Interactions between cellulose and lignin during pyrolysis: Evolutions of condensed-phase functional groups and gas-phase volatile fraction

Understanding cellulose-lignin interactions during biomass pyrolysis is important to improve the overall product distribution and quality. In the current study, the condensed-phase cellulose-lignin interactions during biomass pyrolysis from 100° to 600°C were systematically investigated with in-situ diffuse reflectance infrared Fourier transform spectroscopy and modified perturbation correlation moving-window two-dimensional correlation spectroscopy.

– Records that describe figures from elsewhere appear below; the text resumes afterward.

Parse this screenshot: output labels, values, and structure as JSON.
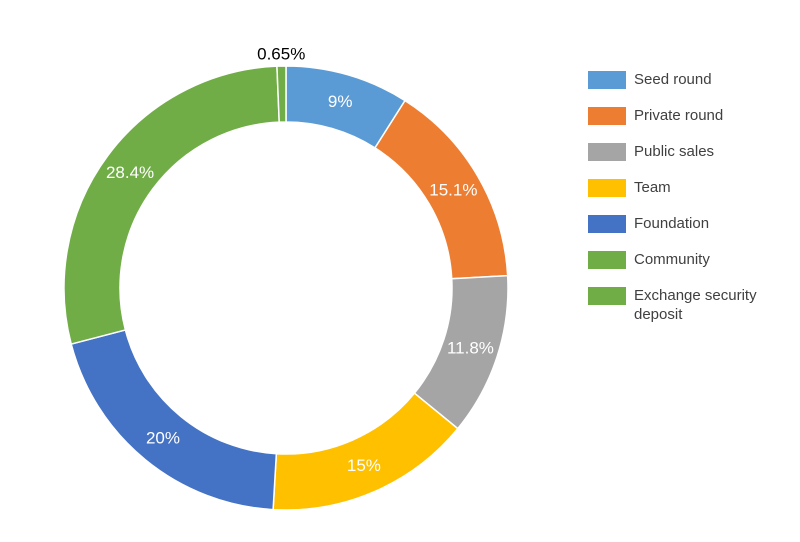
{
  "chart_data": {
    "type": "pie",
    "donut": true,
    "legend_position": "right",
    "slices": [
      {
        "label": "Seed round",
        "value": 9,
        "value_label": "9%",
        "color": "#5B9BD5"
      },
      {
        "label": "Private round",
        "value": 15.1,
        "value_label": "15.1%",
        "color": "#ED7D31"
      },
      {
        "label": "Public sales",
        "value": 11.8,
        "value_label": "11.8%",
        "color": "#A5A5A5"
      },
      {
        "label": "Team",
        "value": 15,
        "value_label": "15%",
        "color": "#FFC000"
      },
      {
        "label": "Foundation",
        "value": 20,
        "value_label": "20%",
        "color": "#4472C4"
      },
      {
        "label": "Community",
        "value": 28.4,
        "value_label": "28.4%",
        "color": "#70AD47"
      },
      {
        "label": "Exchange security deposit",
        "value": 0.65,
        "value_label": "0.65%",
        "color": "#70AD47"
      }
    ]
  }
}
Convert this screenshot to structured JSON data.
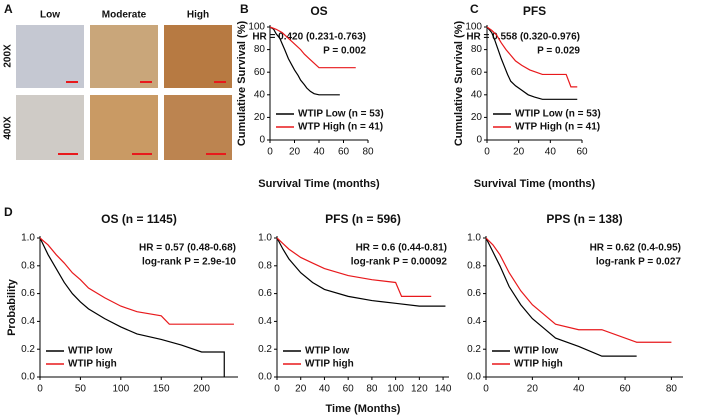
{
  "panel_labels": [
    "A",
    "B",
    "C",
    "D"
  ],
  "ihc": {
    "columns": [
      "Low",
      "Moderate",
      "High"
    ],
    "rows": [
      "200X",
      "400X"
    ]
  },
  "chart_data": [
    {
      "type": "line",
      "title": "OS",
      "xlabel": "Survival Time (months)",
      "ylabel": "Cumulative Survival (%)",
      "xlim": [
        0,
        80
      ],
      "ylim": [
        0,
        100
      ],
      "xticks": [
        0,
        20,
        40,
        60,
        80
      ],
      "yticks": [
        0,
        20,
        40,
        60,
        80,
        100
      ],
      "annotations": [
        "HR = 0.420 (0.231-0.763)",
        "P = 0.002"
      ],
      "legend": "lower left",
      "series": [
        {
          "name": "WTIP Low (n = 53)",
          "color": "#000000",
          "x": [
            0,
            3,
            5,
            8,
            10,
            12,
            15,
            18,
            20,
            23,
            25,
            28,
            30,
            33,
            36,
            40,
            57
          ],
          "values": [
            100,
            98,
            94,
            90,
            85,
            80,
            72,
            66,
            62,
            57,
            53,
            49,
            46,
            43,
            41,
            40,
            40
          ]
        },
        {
          "name": "WTP High (n = 41)",
          "color": "#e8191c",
          "x": [
            0,
            5,
            10,
            15,
            20,
            25,
            28,
            32,
            36,
            40,
            50,
            60,
            70
          ],
          "values": [
            100,
            98,
            95,
            90,
            85,
            80,
            76,
            72,
            68,
            64,
            64,
            64,
            64
          ]
        }
      ]
    },
    {
      "type": "line",
      "title": "PFS",
      "xlabel": "Survival Time (months)",
      "ylabel": "Cumulative Survival (%)",
      "xlim": [
        0,
        60
      ],
      "ylim": [
        0,
        100
      ],
      "xticks": [
        0,
        20,
        40,
        60
      ],
      "yticks": [
        0,
        20,
        40,
        60,
        80,
        100
      ],
      "annotations": [
        "HR = 0.558 (0.320-0.976)",
        "P = 0.029"
      ],
      "legend": "lower left",
      "series": [
        {
          "name": "WTIP Low (n = 53)",
          "color": "#000000",
          "x": [
            0,
            3,
            5,
            7,
            9,
            11,
            13,
            15,
            18,
            22,
            26,
            30,
            35,
            45,
            57
          ],
          "values": [
            100,
            95,
            88,
            80,
            72,
            65,
            58,
            52,
            48,
            44,
            40,
            38,
            36,
            36,
            36
          ]
        },
        {
          "name": "WTP High (n = 41)",
          "color": "#e8191c",
          "x": [
            0,
            3,
            6,
            9,
            12,
            15,
            18,
            22,
            27,
            35,
            45,
            50,
            53,
            57
          ],
          "values": [
            100,
            97,
            93,
            86,
            80,
            75,
            70,
            66,
            62,
            58,
            58,
            58,
            47,
            47
          ]
        }
      ]
    },
    {
      "type": "line",
      "title": "OS (n = 1145)",
      "ylabel": "Probability",
      "xlim": [
        0,
        245
      ],
      "ylim": [
        0,
        1
      ],
      "xticks": [
        0,
        50,
        100,
        150,
        200
      ],
      "yticks": [
        {
          "value": 0,
          "label": "0.0"
        },
        0.2,
        0.4,
        0.6,
        0.8,
        {
          "value": 1,
          "label": "1.0"
        }
      ],
      "annotations": [
        "HR = 0.57 (0.48-0.68)",
        "log-rank P = 2.9e-10"
      ],
      "legend": "lower left",
      "series": [
        {
          "name": "WTIP low",
          "color": "#000000",
          "x": [
            0,
            10,
            20,
            30,
            40,
            50,
            60,
            80,
            100,
            120,
            150,
            175,
            200,
            228,
            228
          ],
          "values": [
            1,
            0.88,
            0.78,
            0.68,
            0.6,
            0.54,
            0.49,
            0.42,
            0.36,
            0.31,
            0.27,
            0.23,
            0.18,
            0.18,
            0
          ]
        },
        {
          "name": "WTIP high",
          "color": "#e8191c",
          "x": [
            0,
            10,
            20,
            30,
            40,
            50,
            60,
            80,
            100,
            120,
            150,
            160,
            240
          ],
          "values": [
            1,
            0.95,
            0.88,
            0.82,
            0.75,
            0.7,
            0.64,
            0.57,
            0.51,
            0.47,
            0.44,
            0.38,
            0.38
          ]
        }
      ]
    },
    {
      "type": "line",
      "title": "PFS (n = 596)",
      "xlabel": "Time (Months)",
      "xlim": [
        0,
        145
      ],
      "ylim": [
        0,
        1
      ],
      "xticks": [
        0,
        20,
        40,
        60,
        80,
        100,
        120,
        140
      ],
      "yticks": [
        {
          "value": 0,
          "label": "0.0"
        },
        0.2,
        0.4,
        0.6,
        0.8,
        {
          "value": 1,
          "label": "1.0"
        }
      ],
      "annotations": [
        "HR = 0.6 (0.44-0.81)",
        "log-rank P = 0.00092"
      ],
      "legend": "lower left",
      "series": [
        {
          "name": "WTIP low",
          "color": "#000000",
          "x": [
            0,
            5,
            10,
            20,
            30,
            40,
            60,
            80,
            100,
            120,
            142
          ],
          "values": [
            1,
            0.92,
            0.85,
            0.75,
            0.68,
            0.63,
            0.58,
            0.55,
            0.53,
            0.51,
            0.51
          ]
        },
        {
          "name": "WTIP high",
          "color": "#e8191c",
          "x": [
            0,
            5,
            10,
            20,
            30,
            40,
            60,
            80,
            100,
            105,
            130
          ],
          "values": [
            1,
            0.96,
            0.92,
            0.86,
            0.82,
            0.78,
            0.73,
            0.7,
            0.68,
            0.58,
            0.58
          ]
        }
      ]
    },
    {
      "type": "line",
      "title": "PPS (n = 138)",
      "xlim": [
        0,
        85
      ],
      "ylim": [
        0,
        1
      ],
      "xticks": [
        0,
        20,
        40,
        60,
        80
      ],
      "yticks": [
        {
          "value": 0,
          "label": "0.0"
        },
        0.2,
        0.4,
        0.6,
        0.8,
        {
          "value": 1,
          "label": "1.0"
        }
      ],
      "annotations": [
        "HR = 0.62 (0.4-0.95)",
        "log-rank P = 0.027"
      ],
      "legend": "lower left",
      "series": [
        {
          "name": "WTIP low",
          "color": "#000000",
          "x": [
            0,
            3,
            6,
            10,
            15,
            20,
            25,
            30,
            40,
            50,
            65
          ],
          "values": [
            1,
            0.9,
            0.8,
            0.65,
            0.52,
            0.42,
            0.35,
            0.28,
            0.22,
            0.15,
            0.15
          ]
        },
        {
          "name": "WTIP high",
          "color": "#e8191c",
          "x": [
            0,
            3,
            6,
            10,
            15,
            20,
            25,
            30,
            40,
            50,
            65,
            80
          ],
          "values": [
            1,
            0.95,
            0.88,
            0.75,
            0.62,
            0.52,
            0.45,
            0.38,
            0.34,
            0.34,
            0.25,
            0.25
          ]
        }
      ]
    }
  ]
}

It was found that compared to the individual component pyrolysis, the decomposition peak, evident by thermogravimetric analysis, of cellulose-lignin co-pyrolysis became wider and shifted to higher temperature range. The cellulose-lignin interactions further promoted the formations of char, and H2O, CH3/CH2, CO, aromatic-containing compounds. With simultaneous IR identification of gaseous products and condensed-phase remaining, the detailed interaction mechanism was elucidated as: 1) hydrogen donation from cellulose hydroxyl to lignin Cα could promote the lignin rearrangement at low temperature range through quinone methide structure; 2) the reactive species from homolytic cracking of lignin could abstract hydrogen from CH/CH2 groups of cellulose to generate phenolic compounds; 3) dehydration reactions of cellulose was therefore enhanced to promote char formation. [Display omitted] •The condensed-phase interaction between cellulose and lignin was studied.•Lignin decomposes through quinone methide mechanism at below 200 °C.•H-donation from cellulose hydroxyls promotes quinone methide mechanism.•Radicals from lignin decomposition abstract hydrogen from CH/CH2 of cellulose.•Phenolic compounds release and char formation are promoted by the interactions.